В следующем акте было всего несколько строк. Но эти строчки стоили целого тома самых серьезных судебных бумаг:

«Предъявленная мне гипсовая форма служила для отливки пикриновой кислоты в куски цилиндрической формы, которыми можно снарядить бомбу. На гипсовой форме имеются следы пикриновой кислоты.
Артиллерийский чиновник Евг. Барда,

г. Казань».

От восторга ротмистр едва не расцеловал обычную канцелярскую бумагу.

— Вот это эксперт! Вот это специалист! Сразу видно образцового военного человека. Ну, спасибо тебе, дорогой незнакомый Барда, век тебя не забуду. За такую радость и свечки не жаль. Вот помрешь, я тебе та-акую свечу отгрохаю — на том свете светло станет! Ей-богу, не вру.

Радость не давала усидеть на месте, и он принялся ходить по кабинету.

— Пикриновая кислота! Бомба! Вот так-то, господа Кадомцевы, словил же я вас, наконец! Теперь уж не отопретесь, не выкрутитесь, как бы ни старались. Однако что такое эта самая пикриновая кислота?

Ответ на этот вопрос содержался в следующей бумаге:

«Пикриновая кислота… кристаллы горького вкуса, плохо растворяются в холодной воде, хорошо — в горячей, сильно взрывчаты.

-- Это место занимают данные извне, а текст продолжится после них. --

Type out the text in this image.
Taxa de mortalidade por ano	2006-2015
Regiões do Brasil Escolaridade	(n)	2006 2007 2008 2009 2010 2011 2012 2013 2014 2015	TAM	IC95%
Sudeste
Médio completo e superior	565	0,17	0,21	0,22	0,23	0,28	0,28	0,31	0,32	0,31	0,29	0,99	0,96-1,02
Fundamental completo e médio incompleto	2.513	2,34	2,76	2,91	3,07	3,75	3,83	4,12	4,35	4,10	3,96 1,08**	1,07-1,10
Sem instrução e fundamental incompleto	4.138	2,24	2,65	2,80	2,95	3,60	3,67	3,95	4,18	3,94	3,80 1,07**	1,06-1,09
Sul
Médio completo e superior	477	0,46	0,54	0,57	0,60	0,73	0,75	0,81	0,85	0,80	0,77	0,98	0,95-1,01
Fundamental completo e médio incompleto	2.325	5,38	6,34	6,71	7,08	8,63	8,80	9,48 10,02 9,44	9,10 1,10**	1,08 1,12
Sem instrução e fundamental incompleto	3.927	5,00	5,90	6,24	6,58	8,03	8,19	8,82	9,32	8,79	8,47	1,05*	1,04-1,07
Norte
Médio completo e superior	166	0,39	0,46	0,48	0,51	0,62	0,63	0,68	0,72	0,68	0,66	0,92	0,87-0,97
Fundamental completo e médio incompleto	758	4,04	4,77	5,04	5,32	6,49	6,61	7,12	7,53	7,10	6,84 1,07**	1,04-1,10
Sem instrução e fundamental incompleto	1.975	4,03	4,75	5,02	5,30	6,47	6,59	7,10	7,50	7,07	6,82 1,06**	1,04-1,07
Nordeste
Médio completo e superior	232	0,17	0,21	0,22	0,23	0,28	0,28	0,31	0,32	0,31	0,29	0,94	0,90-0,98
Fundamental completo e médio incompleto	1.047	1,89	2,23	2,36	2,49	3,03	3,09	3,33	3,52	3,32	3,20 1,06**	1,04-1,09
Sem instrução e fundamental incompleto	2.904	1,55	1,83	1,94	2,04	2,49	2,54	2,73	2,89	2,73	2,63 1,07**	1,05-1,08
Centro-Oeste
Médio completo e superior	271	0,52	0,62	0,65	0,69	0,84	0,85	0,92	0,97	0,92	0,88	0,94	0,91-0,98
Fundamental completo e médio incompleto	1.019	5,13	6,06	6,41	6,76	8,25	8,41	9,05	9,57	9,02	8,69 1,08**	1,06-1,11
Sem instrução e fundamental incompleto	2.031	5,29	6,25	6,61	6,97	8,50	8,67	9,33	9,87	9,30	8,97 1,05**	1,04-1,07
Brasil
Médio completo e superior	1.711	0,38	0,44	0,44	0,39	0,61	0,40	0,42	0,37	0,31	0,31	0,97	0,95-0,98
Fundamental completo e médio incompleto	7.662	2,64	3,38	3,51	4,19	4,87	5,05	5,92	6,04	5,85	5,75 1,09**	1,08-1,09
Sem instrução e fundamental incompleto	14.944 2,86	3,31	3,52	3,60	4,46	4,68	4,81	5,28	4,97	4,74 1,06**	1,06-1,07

Употребляется пикриновая кислота для снаряжения бомб в плавленном виде и тогда называется  м е л и н и т о м. Для взрыва пикриновой кислоты необходим запал из сухого прессованного пироксилина или динамита и пистона с гремучей ртутью. При взрыве пикриновая кислота обладает большой разрушающей силой…»

Леонтьев ликовал. Что бы там Кадомцевы теперь ни говорили, как бы ни изворачивались, а с пикриновой кислотой они дело имели. И плавили, и бомбы начиняли — это определенно!

Что из этого следует?

Порывшись у себя в столе, он извлек из ящика длинный список — всех замеченных в близких отношениях с Михаилом Кадомцевым и решительно заработал карандашом.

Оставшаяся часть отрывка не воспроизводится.